More info if it might help. In both cases when Twitcher seems unresponsive with those waitress.queue problem, Thredds was under load and probably responding slowly.

I have not seen that error specifically, but I remember having issues with waitress when investigating the performance issue for large file download.
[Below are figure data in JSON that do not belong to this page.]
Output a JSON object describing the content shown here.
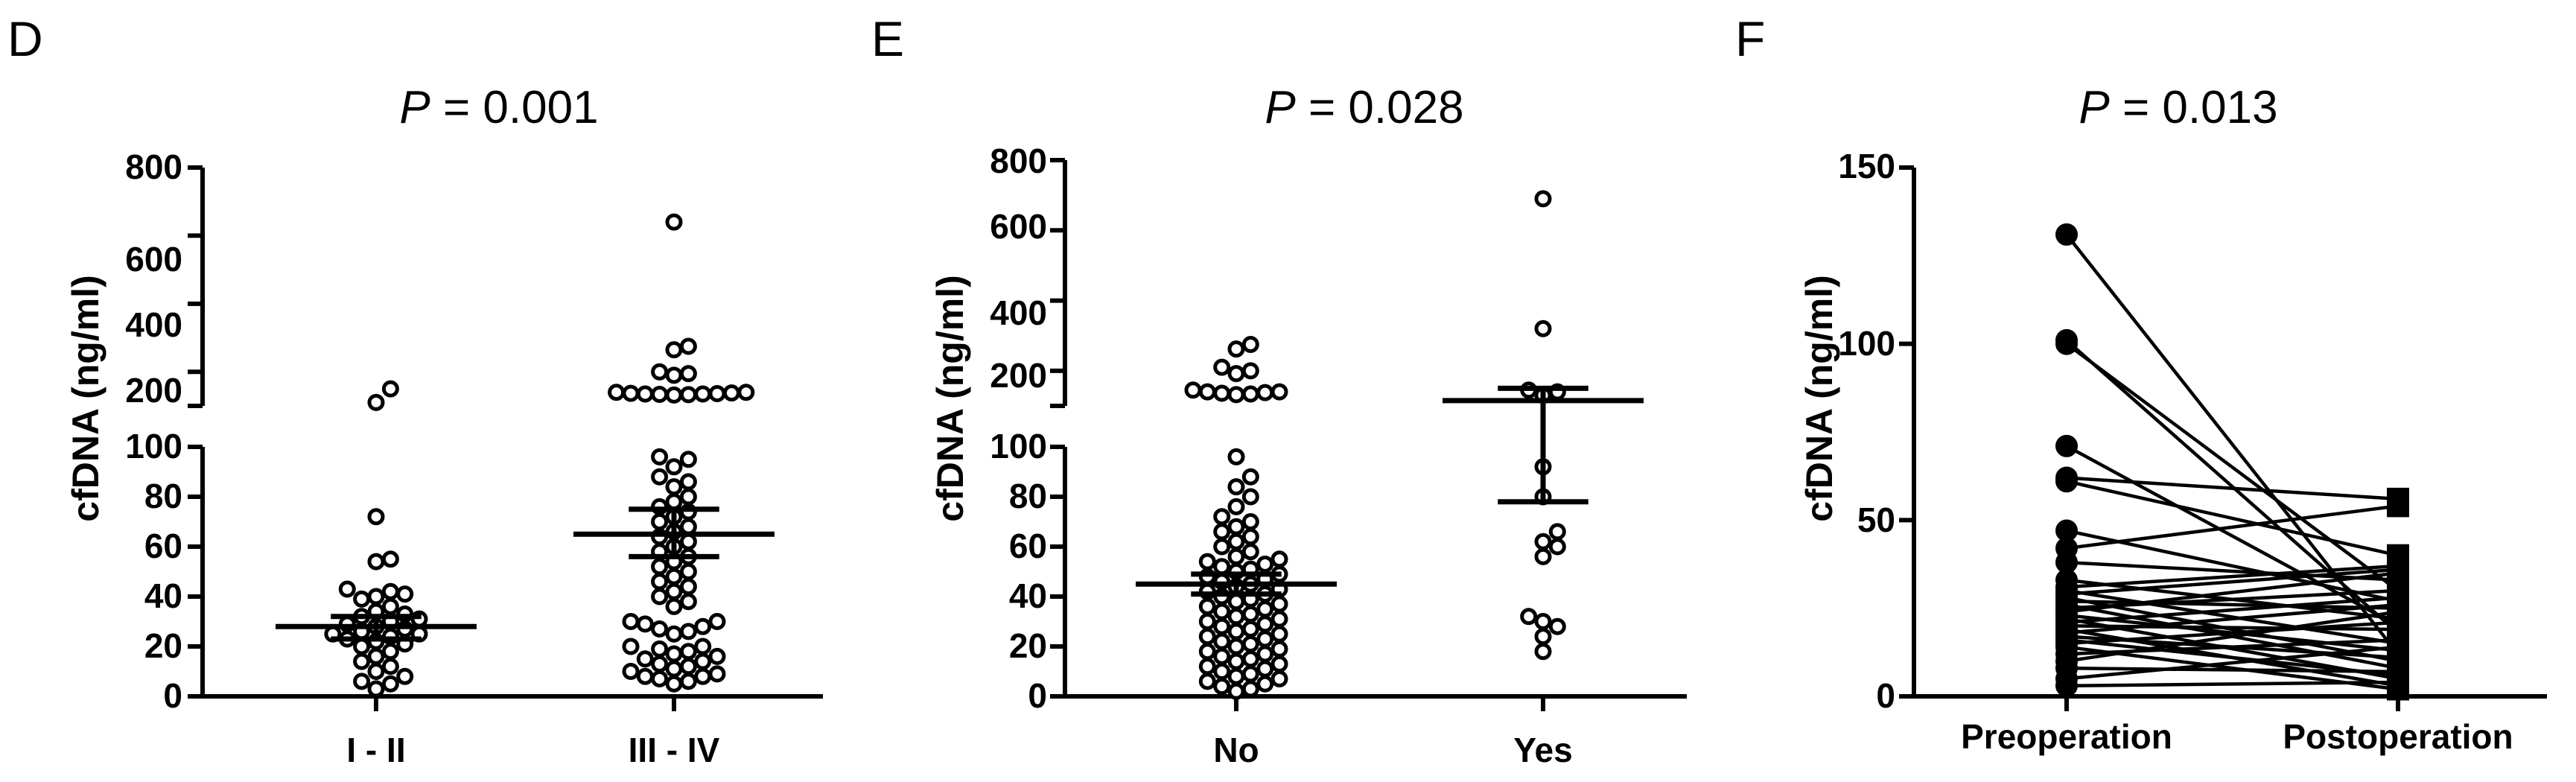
{
  "chart_data": [
    {
      "panel": "D",
      "p_italic": "P",
      "p_rest": " = 0.001",
      "type": "scatter",
      "ylabel": "cfDNA (ng/ml)",
      "broken_axis": true,
      "lower_range": [
        0,
        100
      ],
      "upper_range": [
        100,
        800
      ],
      "lower_ticks": [
        0,
        20,
        40,
        60,
        80,
        100
      ],
      "upper_ticks": [
        200,
        400,
        600,
        800
      ],
      "categories": [
        "I - II",
        "III - IV"
      ],
      "groups": [
        {
          "category": "I - II",
          "mean": 28,
          "sem_low": 23,
          "sem_high": 32,
          "points": [
            150,
            110,
            72,
            55,
            54,
            43,
            42,
            41,
            40,
            39,
            36,
            34,
            33,
            32,
            31,
            30,
            29,
            28,
            27,
            26,
            25,
            25,
            24,
            23,
            22,
            21,
            20,
            18,
            16,
            14,
            12,
            10,
            8,
            6,
            5,
            3
          ]
        },
        {
          "category": "III - IV",
          "mean": 65,
          "sem_low": 56,
          "sem_high": 75,
          "points": [
            640,
            275,
            265,
            200,
            195,
            190,
            140,
            140,
            138,
            137,
            136,
            135,
            135,
            134,
            133,
            132,
            96,
            95,
            92,
            88,
            86,
            84,
            80,
            78,
            76,
            74,
            72,
            70,
            68,
            66,
            64,
            62,
            60,
            58,
            56,
            54,
            52,
            50,
            48,
            46,
            44,
            42,
            40,
            38,
            36,
            30,
            30,
            29,
            28,
            27,
            26,
            25,
            20,
            20,
            19,
            18,
            17,
            16,
            15,
            14,
            13,
            12,
            11,
            10,
            9,
            8,
            8,
            7,
            6,
            5
          ]
        }
      ]
    },
    {
      "panel": "E",
      "p_italic": "P",
      "p_rest": " = 0.028",
      "type": "scatter",
      "ylabel": "cfDNA (ng/ml)",
      "broken_axis": true,
      "lower_range": [
        0,
        100
      ],
      "upper_range": [
        100,
        800
      ],
      "lower_ticks": [
        0,
        20,
        40,
        60,
        80,
        100
      ],
      "upper_ticks": [
        200,
        400,
        600,
        800
      ],
      "categories": [
        "No",
        "Yes"
      ],
      "groups": [
        {
          "category": "No",
          "mean": 45,
          "sem_low": 41,
          "sem_high": 49,
          "points": [
            275,
            262,
            210,
            200,
            192,
            145,
            140,
            140,
            138,
            136,
            134,
            132,
            96,
            88,
            84,
            80,
            76,
            72,
            70,
            68,
            66,
            64,
            62,
            60,
            58,
            56,
            55,
            54,
            53,
            52,
            51,
            50,
            49,
            48,
            47,
            46,
            45,
            44,
            43,
            42,
            41,
            40,
            39,
            38,
            37,
            36,
            35,
            34,
            33,
            32,
            31,
            30,
            29,
            28,
            27,
            26,
            25,
            24,
            23,
            22,
            21,
            20,
            19,
            18,
            17,
            16,
            15,
            14,
            13,
            12,
            11,
            10,
            9,
            8,
            7,
            6,
            5,
            4,
            3,
            2
          ]
        },
        {
          "category": "Yes",
          "mean": 115,
          "sem_low": 78,
          "sem_high": 150,
          "points": [
            690,
            320,
            145,
            140,
            130,
            92,
            80,
            66,
            62,
            60,
            56,
            32,
            30,
            28,
            24,
            18
          ]
        }
      ]
    },
    {
      "panel": "F",
      "p_italic": "P",
      "p_rest": " = 0.013",
      "type": "line",
      "ylabel": "cfDNA (ng/ml)",
      "ylim": [
        0,
        150
      ],
      "yticks": [
        0,
        50,
        100,
        150
      ],
      "categories": [
        "Preoperation",
        "Postoperation"
      ],
      "pairs": [
        [
          131,
          12
        ],
        [
          101,
          18
        ],
        [
          100,
          30
        ],
        [
          71,
          20
        ],
        [
          62,
          56
        ],
        [
          61,
          40
        ],
        [
          47,
          27
        ],
        [
          42,
          54
        ],
        [
          38,
          33
        ],
        [
          33,
          22
        ],
        [
          31,
          37
        ],
        [
          30,
          15
        ],
        [
          29,
          36
        ],
        [
          28,
          10
        ],
        [
          27,
          25
        ],
        [
          26,
          8
        ],
        [
          25,
          30
        ],
        [
          24,
          35
        ],
        [
          23,
          13
        ],
        [
          22,
          5
        ],
        [
          21,
          28
        ],
        [
          20,
          19
        ],
        [
          19,
          3
        ],
        [
          18,
          26
        ],
        [
          17,
          11
        ],
        [
          16,
          6
        ],
        [
          15,
          21
        ],
        [
          14,
          2
        ],
        [
          12,
          16
        ],
        [
          10,
          24
        ],
        [
          8,
          7
        ],
        [
          5,
          14
        ],
        [
          3,
          4
        ]
      ]
    }
  ]
}
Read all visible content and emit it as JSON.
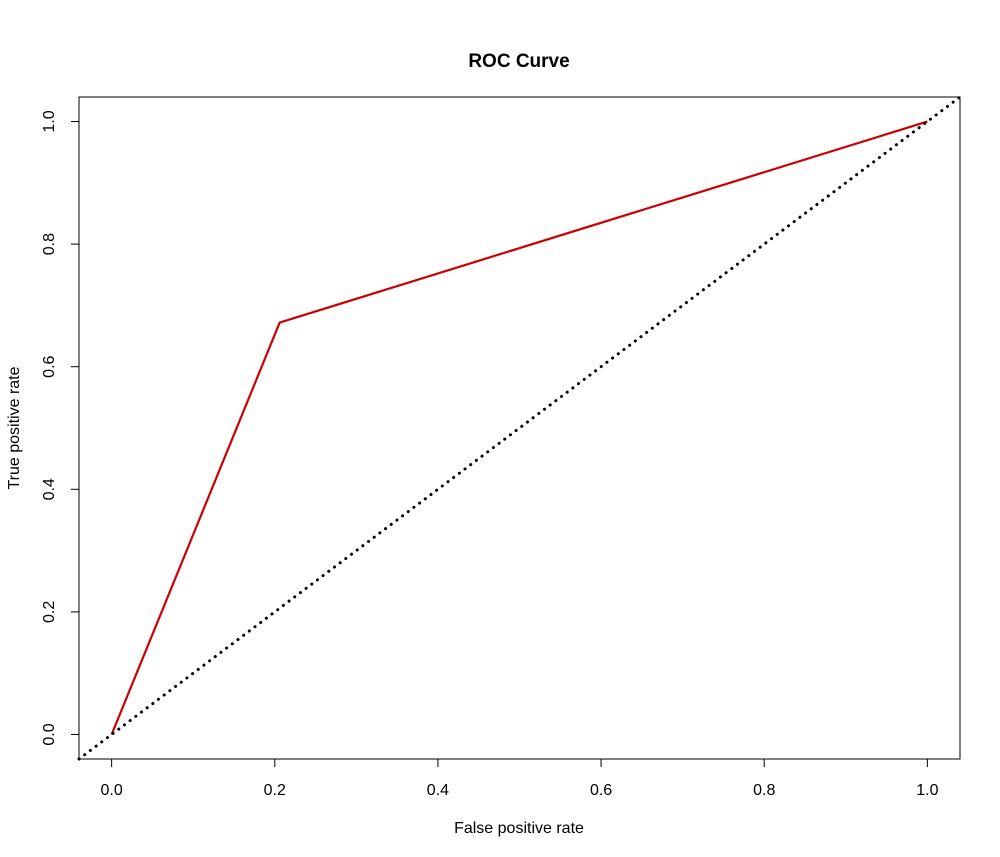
{
  "chart_data": {
    "type": "line",
    "title": "ROC Curve",
    "xlabel": "False positive rate",
    "ylabel": "True positive rate",
    "xlim": [
      -0.04,
      1.04
    ],
    "ylim": [
      -0.04,
      1.04
    ],
    "x_ticks": [
      "0.0",
      "0.2",
      "0.4",
      "0.6",
      "0.8",
      "1.0"
    ],
    "y_ticks": [
      "0.0",
      "0.2",
      "0.4",
      "0.6",
      "0.8",
      "1.0"
    ],
    "grid": false,
    "series": [
      {
        "color": "#cc0000",
        "style": "solid",
        "x": [
          0.0,
          0.206,
          1.0
        ],
        "y": [
          0.0,
          0.672,
          1.0
        ]
      },
      {
        "color": "#000000",
        "style": "dotted",
        "x": [
          -0.04,
          1.04
        ],
        "y": [
          -0.04,
          1.04
        ]
      }
    ]
  }
}
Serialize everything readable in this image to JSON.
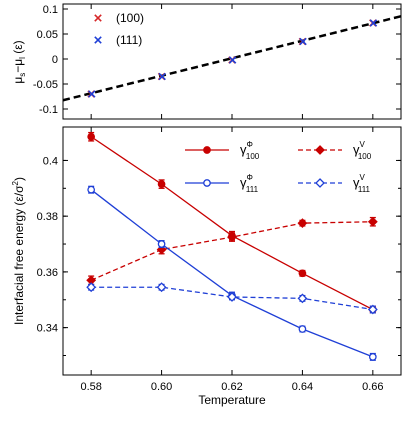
{
  "chart_data": [
    {
      "type": "scatter",
      "ylabel": "μs−μl (ε)",
      "ylim": [
        -0.12,
        0.11
      ],
      "xlim": [
        0.572,
        0.668
      ],
      "y_ticks": [
        "0.1",
        "0.05",
        "0",
        "-0.05",
        "-0.1"
      ],
      "y_tick_values": [
        0.1,
        0.05,
        0,
        -0.05,
        -0.1
      ],
      "legend_position": "top-left",
      "series": [
        {
          "name": "(100)",
          "marker": "x",
          "color": "#d62728",
          "x": [
            0.58,
            0.6,
            0.62,
            0.64,
            0.66
          ],
          "y": [
            -0.07,
            -0.035,
            -0.002,
            0.035,
            0.072
          ]
        },
        {
          "name": "(111)",
          "marker": "x",
          "color": "#1f3fd6",
          "x": [
            0.58,
            0.6,
            0.62,
            0.64,
            0.66
          ],
          "y": [
            -0.07,
            -0.035,
            -0.002,
            0.035,
            0.072
          ]
        }
      ],
      "fit_line": {
        "style": "dashed",
        "color": "#000000",
        "x": [
          0.572,
          0.668
        ],
        "y": [
          -0.0825,
          0.0855
        ]
      }
    },
    {
      "type": "line",
      "xlabel": "Temperature",
      "ylabel": "Interfacial free energy (ε/σ²)",
      "xlim": [
        0.572,
        0.668
      ],
      "ylim": [
        0.323,
        0.412
      ],
      "x_ticks": [
        "0.58",
        "0.60",
        "0.62",
        "0.64",
        "0.66"
      ],
      "x_tick_values": [
        0.58,
        0.6,
        0.62,
        0.64,
        0.66
      ],
      "y_ticks": [
        "0.4",
        "0.38",
        "0.36",
        "0.34"
      ],
      "y_tick_values": [
        0.4,
        0.38,
        0.36,
        0.34
      ],
      "legend_position": "top-right",
      "series": [
        {
          "name": "γ",
          "sup": "Φ",
          "sub": "100",
          "color": "#c80000",
          "dash": false,
          "marker": "circle-filled",
          "x": [
            0.58,
            0.6,
            0.62,
            0.64,
            0.66
          ],
          "y": [
            0.4085,
            0.3915,
            0.373,
            0.3595,
            0.3465
          ],
          "err": [
            0.0015,
            0.0015,
            0.0015,
            0.001,
            0.0012
          ]
        },
        {
          "name": "γ",
          "sup": "V",
          "sub": "100",
          "color": "#c80000",
          "dash": true,
          "marker": "diamond-filled",
          "x": [
            0.58,
            0.6,
            0.62,
            0.64,
            0.66
          ],
          "y": [
            0.357,
            0.368,
            0.3725,
            0.3775,
            0.378
          ],
          "err": [
            0.0015,
            0.0015,
            0.0015,
            0.001,
            0.0015
          ]
        },
        {
          "name": "γ",
          "sup": "Φ",
          "sub": "111",
          "color": "#1f3fd6",
          "dash": false,
          "marker": "circle-open",
          "x": [
            0.58,
            0.6,
            0.62,
            0.64,
            0.66
          ],
          "y": [
            0.3895,
            0.37,
            0.3515,
            0.3395,
            0.3295
          ],
          "err": [
            0.0012,
            0.0012,
            0.0012,
            0.001,
            0.0012
          ]
        },
        {
          "name": "γ",
          "sup": "V",
          "sub": "111",
          "color": "#1f3fd6",
          "dash": true,
          "marker": "diamond-open",
          "x": [
            0.58,
            0.6,
            0.62,
            0.64,
            0.66
          ],
          "y": [
            0.3545,
            0.3545,
            0.351,
            0.3505,
            0.3465
          ],
          "err": [
            0.001,
            0.001,
            0.001,
            0.001,
            0.0012
          ]
        }
      ]
    }
  ]
}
Maybe we can try switching to gunicorn and see if the issue comes up again?

Just replace:

use = egg:waitress#main
listen = 0.0.0.0:8000

by:

use = egg:gunicorn#main
host = 0.0.0.0
port = 8000

Adding more workers could also potentially help.
Task queue depth seems to be related to the number of pending requests vs available workers.
If large files are being downloaded via Twitcher, it could be that all workers are busy can cannot respond to new ones.